I have a Samba server (CentOS 6.5, Samba 3.6.9) that acts as a local master browser for a workgroup. I issued
$ setenforce 0
$ service iptables stop
to disable SELinux and get rid of the firewall. On that host, I can do a
$ smbtree -d3
and get (among other output)
name_resolve_bcast: Attempting broadcast lookup for name __MSBROWSE__<0x1>
Got a positive name query response from 192.168.1.10 ( 192.168.1.10 )
where 192.168.1.10 is the IP address of that host.

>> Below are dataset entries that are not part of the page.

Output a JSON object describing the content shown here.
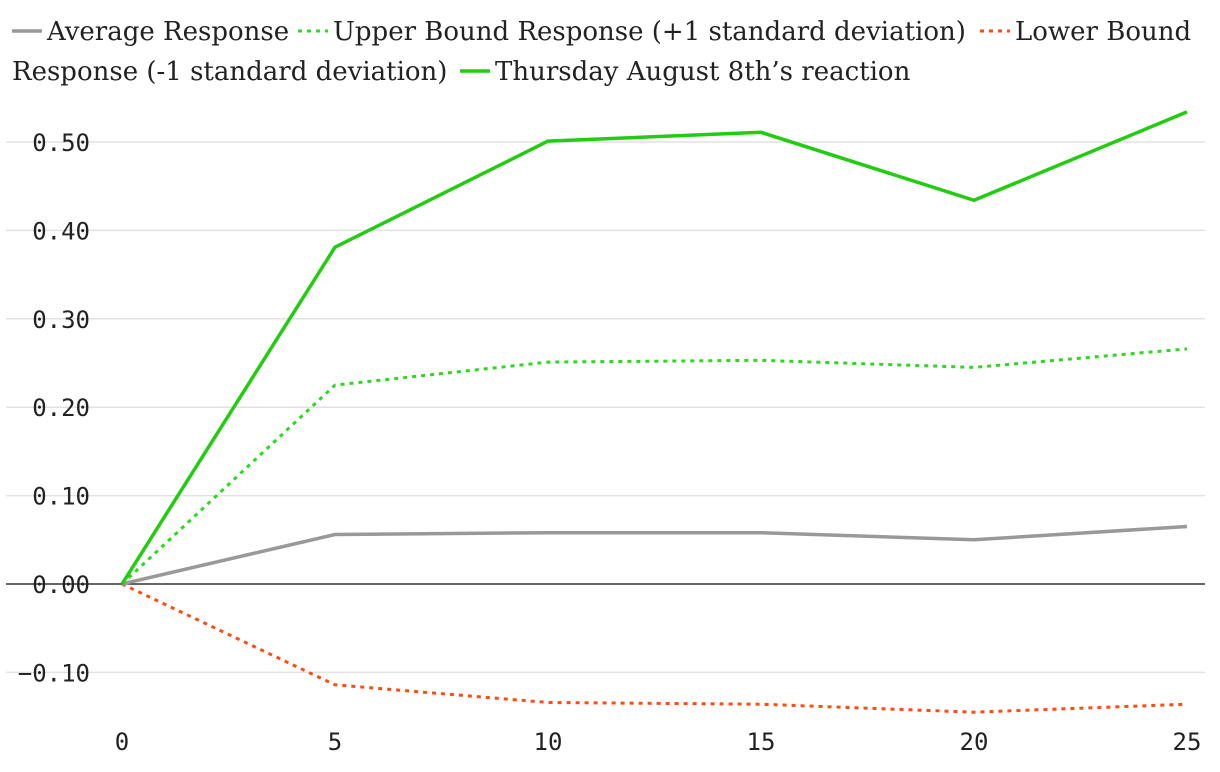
{
  "chart_data": {
    "type": "line",
    "title": "",
    "xlabel": "",
    "ylabel": "",
    "x": [
      0,
      5,
      10,
      15,
      20,
      25
    ],
    "xticks": [
      "0",
      "5",
      "10",
      "15",
      "20",
      "25"
    ],
    "yticks": [
      "−0.10",
      "0.00",
      "0.10",
      "0.20",
      "0.30",
      "0.40",
      "0.50"
    ],
    "ytick_values": [
      -0.1,
      0.0,
      0.1,
      0.2,
      0.3,
      0.4,
      0.5
    ],
    "xlim": [
      0,
      25
    ],
    "ylim": [
      -0.13,
      0.56
    ],
    "grid": true,
    "legend_position": "top",
    "series": [
      {
        "name": "Average Response",
        "color": "#999999",
        "style": "solid",
        "values": [
          0.0,
          0.056,
          0.058,
          0.058,
          0.05,
          0.065
        ]
      },
      {
        "name": "Upper Bound Response (+1 standard deviation)",
        "color": "#2bd91f",
        "style": "dotted",
        "values": [
          0.0,
          0.225,
          0.251,
          0.253,
          0.245,
          0.266
        ]
      },
      {
        "name": "Lower Bound Response (-1 standard deviation)",
        "color": "#ff4b0f",
        "style": "dotted",
        "values": [
          0.0,
          -0.114,
          -0.134,
          -0.136,
          -0.145,
          -0.136
        ]
      },
      {
        "name": "Thursday August 8th’s reaction",
        "color": "#22cc11",
        "style": "solid",
        "values": [
          0.0,
          0.381,
          0.501,
          0.511,
          0.434,
          0.534
        ]
      }
    ]
  }
}
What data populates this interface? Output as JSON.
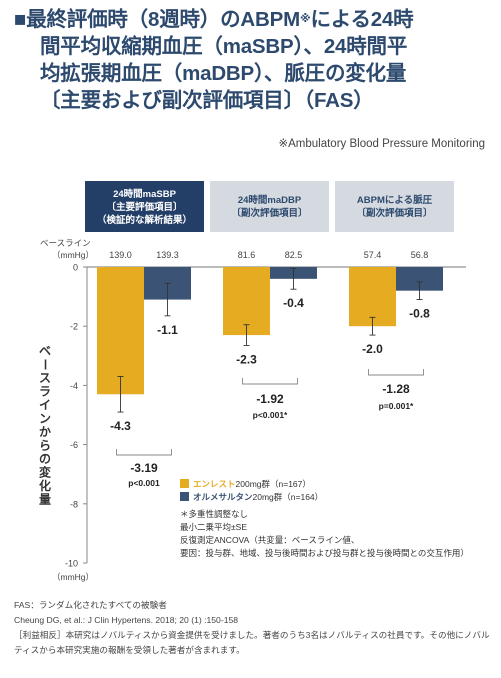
{
  "title": {
    "marker": "■",
    "lines": [
      "最終評価時（8週時）のABPM",
      "による24時",
      "間平均収縮期血圧（maSBP）、24時間平",
      "均拡張期血圧（maDBP）、脈圧の変化量",
      "〔主要および副次評価項目〕（FAS）"
    ],
    "footnote_mark": "※"
  },
  "abpm_note": "※Ambulatory Blood Pressure Monitoring",
  "colors": {
    "entresto": "#e5ac22",
    "olmesartan": "#3b5375",
    "header_primary": "#233f68",
    "header_secondary": "#d5d9e0",
    "bracket": "#888888"
  },
  "chart_data": {
    "type": "bar",
    "panels": [
      {
        "header": [
          "24時間maSBP",
          "〔主要評価項目〕",
          "（検証的な解析結果）"
        ],
        "primary": true,
        "baseline": [
          139.0,
          139.3
        ],
        "values": [
          -4.3,
          -1.1
        ],
        "errors": [
          0.6,
          0.55
        ],
        "value_labels": [
          "-4.3",
          "-1.1"
        ],
        "diff": "-3.19",
        "p": "p<0.001"
      },
      {
        "header": [
          "24時間maDBP",
          "〔副次評価項目〕"
        ],
        "primary": false,
        "baseline": [
          81.6,
          82.5
        ],
        "values": [
          -2.3,
          -0.4
        ],
        "errors": [
          0.35,
          0.35
        ],
        "value_labels": [
          "-2.3",
          "-0.4"
        ],
        "diff": "-1.92",
        "p": "p<0.001*"
      },
      {
        "header": [
          "ABPMによる脈圧",
          "〔副次評価項目〕"
        ],
        "primary": false,
        "baseline": [
          57.4,
          56.8
        ],
        "values": [
          -2.0,
          -0.8
        ],
        "errors": [
          0.3,
          0.3
        ],
        "value_labels": [
          "-2.0",
          "-0.8"
        ],
        "diff": "-1.28",
        "p": "p=0.001*"
      }
    ],
    "ylim": [
      -10,
      0
    ],
    "yticks": [
      0,
      -2,
      -4,
      -6,
      -8,
      -10
    ],
    "baseline_label": [
      "ベースライン",
      "（mmHg）"
    ],
    "ylabel": "ベースラインからの変化量",
    "yunit": "（mmHg）",
    "series": [
      {
        "name": "エンレスト",
        "dose": "200mg群（n=167）"
      },
      {
        "name": "オルメサルタン",
        "dose": "20mg群（n=164）"
      }
    ],
    "notes": [
      "＊多重性調整なし",
      "最小二乗平均±SE",
      "反復測定ANCOVA（共変量：ベースライン値、",
      "要因：投与群、地域、投与後時間および投与群と投与後時間との交互作用）"
    ]
  },
  "footer": [
    "FAS：ランダム化されたすべての被験者",
    "Cheung DG, et al.: J Clin Hypertens. 2018; 20 (1) :150-158",
    "［利益相反］本研究はノバルティスから資金提供を受けました。著者のうち3名はノバルティスの社員です。その他にノバルティスから本研究実施の報酬を受領した著者が含まれます。"
  ]
}
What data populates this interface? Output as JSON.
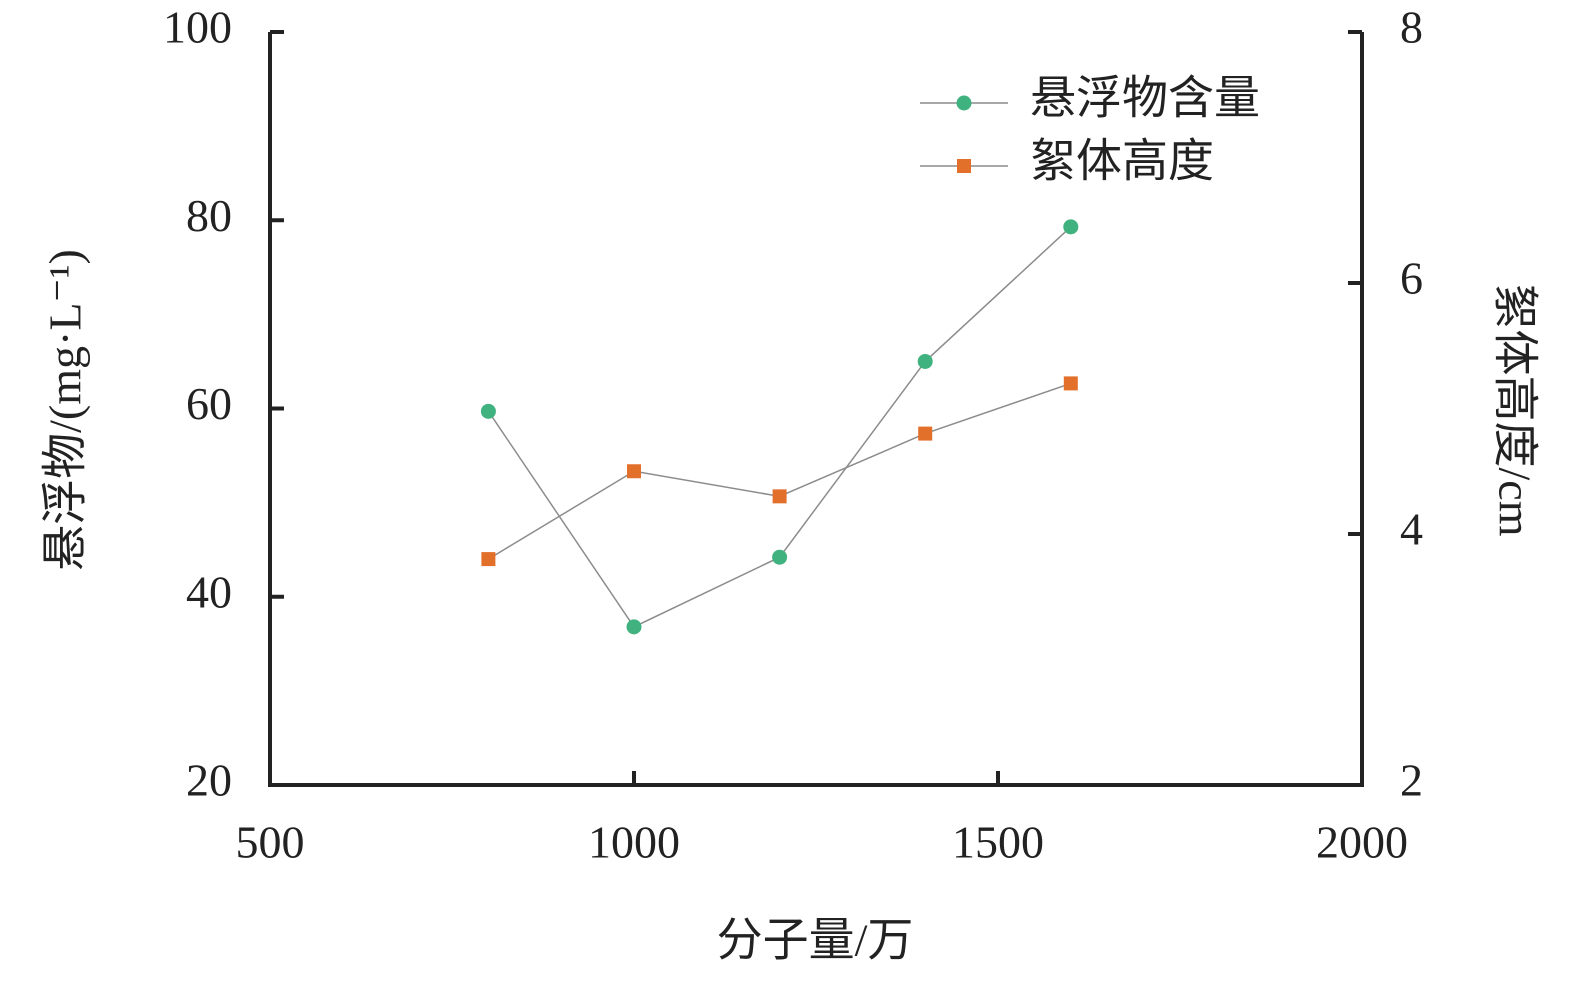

I want to access this server from a Linux client (Fedora 20, Samba 4.1.6). When I execute
$ smbtree -d10
on the client, I get (among other output):
name_resolve_bcast: Attempting broadcast lookup for name __MSBROWSE__<0x1>
bind succeeded on port 0
...
async_connect failed: No such file or directory
nmbd not around
samba_tevent: EPOLL_CTL_DEL EBADF for fde[0x7f6198c435c0] mpx_fde[(nil)] fd[7] - disabling
Unable to find master browser by broadcast
I have name resolve order = bcast on both hosts. Issuing the command
$ smbclient -L 192.168.1.10
on the client shows me all the servers and tells me that 192.168.1.10 is the local master browser. There is one other server involved, a Windows Server 2008 R2 that has NetBIOS over TCP disabled and can tell me about the shares that it offers, but not about any workgroups. Furthermore, the Windows Server as well as a Laptop running Ubuntu 12.04 do not have this problem and can browse the shares of the CentOS server.
How can I configure my network such that the client finds the local master browser by broadcast?
nmbd- server is required, client is strongly advised.